王は「戒律を守るのは、あなたひとりの都合ではないか。

(なさねばならぬことはもっと別のところにある)」と。

戒律を破り死ぬことも許されぬまま、失意と苦悩の中でクラマエンは自分なりの仏典を編纂する。

そうして伝わった仏教が、日本の仏教で、インドの元々の仏教とは教えが異なる。

そう、日本の仏教には、踏み絵せざるおえなかった僧の苦悩の中から生み出されたもの。

日本人の心は、むしろ踏むしかなかったロドリゴから始まっているのだと思う。

だから、神を盲目的に愛する宗教の方が私にはわかりにくい。

日本にくれば厳しいキリシタン弾圧で、見つかれば拷問、あるいは死。

それを承知の上で、遠いポルトガルから地の果ての日本へ自らの意思で来たイエズス会宣教師。

日本の迷える子羊への献身?

それはあまりにむごく、胸が痛い・・・

盲目的な愛、神の教えへの絶対服従。

イエズス会は世界のいたるところに布教へ出向く。

イエズス会といえばフランシスコザビエル。

授業で憶えた言葉には中身が無い。空虚だ。

その頃の私の生活のどこにもリンクしないからね、イエズス会

文化人類学入門』を読んで、その時初めてイエズス会のしていることって・・・

と、思いが及んだ。

イエズス会は宣教はもちろんのこと、未開の地では裸族に服を着させるなど文化的生活を指導する。

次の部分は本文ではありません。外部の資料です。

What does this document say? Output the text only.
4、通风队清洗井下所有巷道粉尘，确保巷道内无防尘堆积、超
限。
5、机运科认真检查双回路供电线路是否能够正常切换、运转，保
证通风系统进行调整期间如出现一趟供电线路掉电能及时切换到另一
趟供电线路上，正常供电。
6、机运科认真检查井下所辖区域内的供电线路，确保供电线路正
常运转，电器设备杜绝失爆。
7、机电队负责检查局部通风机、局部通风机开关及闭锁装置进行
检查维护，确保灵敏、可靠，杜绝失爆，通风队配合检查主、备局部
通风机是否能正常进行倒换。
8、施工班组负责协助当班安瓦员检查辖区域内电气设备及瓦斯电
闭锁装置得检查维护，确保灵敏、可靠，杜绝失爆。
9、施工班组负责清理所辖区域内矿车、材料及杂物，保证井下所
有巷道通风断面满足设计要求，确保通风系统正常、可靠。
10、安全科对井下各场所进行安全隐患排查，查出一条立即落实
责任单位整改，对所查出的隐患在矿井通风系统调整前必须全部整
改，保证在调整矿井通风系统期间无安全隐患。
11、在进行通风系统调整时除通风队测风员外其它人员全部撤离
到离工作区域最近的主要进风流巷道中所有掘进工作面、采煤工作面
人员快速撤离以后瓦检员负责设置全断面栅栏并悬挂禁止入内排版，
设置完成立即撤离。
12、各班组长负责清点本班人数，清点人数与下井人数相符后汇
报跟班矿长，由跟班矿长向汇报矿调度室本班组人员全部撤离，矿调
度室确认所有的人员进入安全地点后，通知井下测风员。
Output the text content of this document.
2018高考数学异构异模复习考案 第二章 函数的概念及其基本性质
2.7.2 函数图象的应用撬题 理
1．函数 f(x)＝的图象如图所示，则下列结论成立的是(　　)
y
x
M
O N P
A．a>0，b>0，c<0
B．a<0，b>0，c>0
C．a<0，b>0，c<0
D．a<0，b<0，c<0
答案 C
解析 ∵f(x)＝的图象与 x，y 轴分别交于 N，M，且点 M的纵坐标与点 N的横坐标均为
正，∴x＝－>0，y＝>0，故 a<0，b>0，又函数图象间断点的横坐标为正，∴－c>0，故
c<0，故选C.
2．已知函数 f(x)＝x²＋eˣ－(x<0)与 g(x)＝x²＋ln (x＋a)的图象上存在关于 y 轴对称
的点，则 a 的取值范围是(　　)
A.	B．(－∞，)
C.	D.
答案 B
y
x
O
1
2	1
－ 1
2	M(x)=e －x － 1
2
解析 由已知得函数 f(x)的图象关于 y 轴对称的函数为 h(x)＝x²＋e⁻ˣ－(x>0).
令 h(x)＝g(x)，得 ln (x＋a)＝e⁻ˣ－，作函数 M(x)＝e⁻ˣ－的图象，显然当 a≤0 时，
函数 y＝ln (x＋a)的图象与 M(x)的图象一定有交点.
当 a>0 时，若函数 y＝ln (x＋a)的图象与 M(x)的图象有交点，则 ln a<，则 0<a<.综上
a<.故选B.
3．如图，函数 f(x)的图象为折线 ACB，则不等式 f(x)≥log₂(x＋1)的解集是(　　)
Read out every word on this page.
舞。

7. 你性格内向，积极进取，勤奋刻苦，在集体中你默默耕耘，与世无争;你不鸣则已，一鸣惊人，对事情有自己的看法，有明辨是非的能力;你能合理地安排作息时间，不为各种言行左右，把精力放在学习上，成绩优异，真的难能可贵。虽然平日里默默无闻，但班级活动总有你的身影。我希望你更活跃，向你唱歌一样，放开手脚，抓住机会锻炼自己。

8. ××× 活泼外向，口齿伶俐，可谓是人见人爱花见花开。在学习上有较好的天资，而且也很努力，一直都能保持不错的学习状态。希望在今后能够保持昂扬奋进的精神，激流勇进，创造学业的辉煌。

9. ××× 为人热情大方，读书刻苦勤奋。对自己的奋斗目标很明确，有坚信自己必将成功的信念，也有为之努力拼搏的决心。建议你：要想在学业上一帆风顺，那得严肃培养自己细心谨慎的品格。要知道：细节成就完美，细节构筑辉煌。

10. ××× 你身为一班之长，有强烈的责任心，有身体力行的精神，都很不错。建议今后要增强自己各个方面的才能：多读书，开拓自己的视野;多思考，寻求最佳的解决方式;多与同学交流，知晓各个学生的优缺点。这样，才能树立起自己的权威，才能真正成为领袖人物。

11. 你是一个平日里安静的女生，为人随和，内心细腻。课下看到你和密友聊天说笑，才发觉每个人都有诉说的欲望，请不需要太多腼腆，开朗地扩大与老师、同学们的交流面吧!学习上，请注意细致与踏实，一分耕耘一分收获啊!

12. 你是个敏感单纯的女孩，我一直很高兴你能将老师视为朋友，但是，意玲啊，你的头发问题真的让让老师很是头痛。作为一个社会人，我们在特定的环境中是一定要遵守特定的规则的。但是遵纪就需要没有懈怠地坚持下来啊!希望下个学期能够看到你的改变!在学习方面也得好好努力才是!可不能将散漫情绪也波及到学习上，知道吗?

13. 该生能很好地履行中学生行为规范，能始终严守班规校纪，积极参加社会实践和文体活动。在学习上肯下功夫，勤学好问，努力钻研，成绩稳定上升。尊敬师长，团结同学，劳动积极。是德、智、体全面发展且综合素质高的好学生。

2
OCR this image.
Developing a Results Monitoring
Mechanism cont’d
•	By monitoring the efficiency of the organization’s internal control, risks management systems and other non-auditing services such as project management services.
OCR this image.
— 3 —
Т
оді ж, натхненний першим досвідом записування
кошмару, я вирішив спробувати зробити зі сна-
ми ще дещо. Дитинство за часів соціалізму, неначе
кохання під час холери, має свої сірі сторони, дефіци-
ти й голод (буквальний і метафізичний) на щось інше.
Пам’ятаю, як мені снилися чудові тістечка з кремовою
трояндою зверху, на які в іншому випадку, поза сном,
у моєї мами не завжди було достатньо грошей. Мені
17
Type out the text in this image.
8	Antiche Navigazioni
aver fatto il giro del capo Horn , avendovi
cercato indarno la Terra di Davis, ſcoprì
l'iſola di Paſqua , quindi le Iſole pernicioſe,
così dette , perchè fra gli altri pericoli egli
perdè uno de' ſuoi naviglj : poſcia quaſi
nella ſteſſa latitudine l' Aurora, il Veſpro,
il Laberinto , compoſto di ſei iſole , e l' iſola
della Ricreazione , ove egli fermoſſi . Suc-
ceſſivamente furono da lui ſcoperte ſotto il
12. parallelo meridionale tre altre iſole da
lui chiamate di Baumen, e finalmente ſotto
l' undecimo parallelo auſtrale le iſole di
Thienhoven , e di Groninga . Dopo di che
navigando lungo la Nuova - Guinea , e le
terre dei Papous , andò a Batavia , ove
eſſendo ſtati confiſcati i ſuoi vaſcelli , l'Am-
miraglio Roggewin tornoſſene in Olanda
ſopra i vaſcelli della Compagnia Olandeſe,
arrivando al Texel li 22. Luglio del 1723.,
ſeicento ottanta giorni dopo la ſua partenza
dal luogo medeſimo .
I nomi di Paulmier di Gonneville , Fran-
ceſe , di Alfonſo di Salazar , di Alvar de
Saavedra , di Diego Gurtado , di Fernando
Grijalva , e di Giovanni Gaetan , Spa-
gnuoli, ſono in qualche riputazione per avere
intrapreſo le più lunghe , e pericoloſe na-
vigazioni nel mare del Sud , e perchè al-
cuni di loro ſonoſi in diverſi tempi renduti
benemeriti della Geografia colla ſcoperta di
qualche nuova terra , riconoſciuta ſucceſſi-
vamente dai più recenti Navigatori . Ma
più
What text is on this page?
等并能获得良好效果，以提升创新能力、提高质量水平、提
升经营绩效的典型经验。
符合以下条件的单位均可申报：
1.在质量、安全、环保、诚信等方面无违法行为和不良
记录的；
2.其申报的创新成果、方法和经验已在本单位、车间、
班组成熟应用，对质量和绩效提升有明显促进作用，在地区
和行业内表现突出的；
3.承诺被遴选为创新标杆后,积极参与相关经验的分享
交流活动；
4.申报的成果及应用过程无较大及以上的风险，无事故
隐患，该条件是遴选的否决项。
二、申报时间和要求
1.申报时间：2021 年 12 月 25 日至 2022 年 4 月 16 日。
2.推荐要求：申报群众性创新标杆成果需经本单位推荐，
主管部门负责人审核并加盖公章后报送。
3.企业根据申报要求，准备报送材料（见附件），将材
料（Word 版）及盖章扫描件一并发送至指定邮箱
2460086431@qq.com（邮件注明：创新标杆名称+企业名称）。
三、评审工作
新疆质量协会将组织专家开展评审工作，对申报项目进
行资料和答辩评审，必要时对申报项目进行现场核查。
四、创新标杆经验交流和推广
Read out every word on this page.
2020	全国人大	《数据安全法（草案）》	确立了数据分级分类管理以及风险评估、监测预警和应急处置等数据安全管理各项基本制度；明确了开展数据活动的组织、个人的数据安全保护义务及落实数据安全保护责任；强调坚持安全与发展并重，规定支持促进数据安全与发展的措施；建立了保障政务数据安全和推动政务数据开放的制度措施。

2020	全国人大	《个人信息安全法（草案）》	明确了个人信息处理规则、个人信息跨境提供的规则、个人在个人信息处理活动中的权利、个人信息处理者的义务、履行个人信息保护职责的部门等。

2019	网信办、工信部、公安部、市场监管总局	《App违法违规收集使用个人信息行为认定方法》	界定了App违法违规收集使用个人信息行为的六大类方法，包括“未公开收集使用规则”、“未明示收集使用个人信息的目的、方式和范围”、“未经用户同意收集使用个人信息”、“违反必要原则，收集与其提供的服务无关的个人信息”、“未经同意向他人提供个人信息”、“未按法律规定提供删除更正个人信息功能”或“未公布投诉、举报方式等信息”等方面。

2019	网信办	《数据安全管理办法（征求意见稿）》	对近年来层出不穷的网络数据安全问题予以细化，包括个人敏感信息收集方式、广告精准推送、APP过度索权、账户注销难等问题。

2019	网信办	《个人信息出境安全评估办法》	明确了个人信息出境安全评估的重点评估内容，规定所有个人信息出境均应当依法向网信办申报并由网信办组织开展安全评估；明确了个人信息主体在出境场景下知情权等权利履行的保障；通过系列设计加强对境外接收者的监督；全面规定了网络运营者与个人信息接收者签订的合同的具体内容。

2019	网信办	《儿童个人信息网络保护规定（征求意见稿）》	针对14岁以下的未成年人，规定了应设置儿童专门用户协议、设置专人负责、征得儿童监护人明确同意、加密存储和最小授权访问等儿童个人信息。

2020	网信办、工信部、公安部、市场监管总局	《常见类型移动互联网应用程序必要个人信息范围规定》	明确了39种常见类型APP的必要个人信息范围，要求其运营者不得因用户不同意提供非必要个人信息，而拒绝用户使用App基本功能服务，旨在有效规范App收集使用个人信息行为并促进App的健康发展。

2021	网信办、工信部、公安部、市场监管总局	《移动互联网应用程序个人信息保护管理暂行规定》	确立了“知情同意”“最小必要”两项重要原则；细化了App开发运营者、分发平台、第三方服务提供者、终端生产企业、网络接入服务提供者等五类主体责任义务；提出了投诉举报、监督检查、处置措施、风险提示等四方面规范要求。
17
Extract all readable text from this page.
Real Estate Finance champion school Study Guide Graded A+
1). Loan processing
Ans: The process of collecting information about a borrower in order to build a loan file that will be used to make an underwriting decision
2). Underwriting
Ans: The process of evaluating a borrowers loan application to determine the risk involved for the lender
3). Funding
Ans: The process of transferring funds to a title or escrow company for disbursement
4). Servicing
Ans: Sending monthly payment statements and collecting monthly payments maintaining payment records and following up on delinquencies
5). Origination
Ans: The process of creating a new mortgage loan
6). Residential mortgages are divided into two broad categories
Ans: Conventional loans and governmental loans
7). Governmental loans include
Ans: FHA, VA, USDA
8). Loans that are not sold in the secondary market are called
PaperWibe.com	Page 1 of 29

彼らはそれ相応の養成をされたカトリックの中でもエリートな集団ではないかと思う。

その誇りを胸に、布教、文化的教育活動、社会活動を世界で繰り広げる。

その結果、

例えば、インディアンの頭の羽根飾り、または裸族の身体のペインティングなど、

それまで身分の象徴であったものが、洋服を着ることにより画一化されていく。

そうすると、伝統的な社会関係や価値感が変わってしまうということが起こった。

民族の価値観の転覆は、恐るべきことです。

良いことももたらす反面、今まで培われてきたその土地の文化を根底から覆してしまう。

イエズス会はやりすぎた・・・

他宗教、異文化が入ってくることで、徳川幕府の転覆だってありえた。と、私は思う。

今だって、アメリカが自分たちの価値観(正義)を中東に押し付けたことで、

今のこの悲惨な事態を招いている。

それだからこの時代、日本から宣教師を排除しようと、キリシタン弾圧という

世にも恐ろしいことが行われたことも、正当化するつもりはまったくなくても、

三分とはいわなくとも、一分の理・・・くらいは、理解出来る。

この時代の宣教が本当に日本人に幸いをもたらしているのか、

それとも新たな悲しみを産物しているのか、私には答えること出来ない・・・

と、なんだかこの小説の本筋から離れたところに思いが及んでいる私。

ロドリゴは、棄教した。

棄教はしたけど、今までの神への盲目的な愛から、さらに一歩進んだ愛へ変わった。

盲目的な愛とは、疑うことを知らない。

イエズス会の司教が神を疑うなどありえないこと。

多分、物心ついた頃にはすでに神はいて、「盲目的に自分に愛を与えてくださっている。」

そこに疑いの余地はない。

疑わないということは、考えるきっかけをもたないことでもあると思う。

きっかけ・・・

それが極限状態に陥った時の醜くて弱い自分との格闘で、

その醜さによって、新たなる真実が見え、それによって救われることもあるという

遠藤周作の思いなのではないかと。

疑うことを知らない純真さは、裏返せば、残酷さも秘めている。

こういう小説は、読んだ後に思いがどんどん溢れてきて、溺れそうになってます。

神がいるかどうかの答えなんてどこにもない。

私はこの物語の、ロドリゴ、キチジローはもちろん、イノウエや通辞も、やはり愛おしい。

それが遠藤周作なのだと思うけど、

善人も悪人も、強い人も弱い人も、誰が一番苦しんでいるかなんて、

実はわからない。

一番過酷な運命の人が一番苦しいかどうかも。

今の私の頭の中も、何がなんだかわかんない。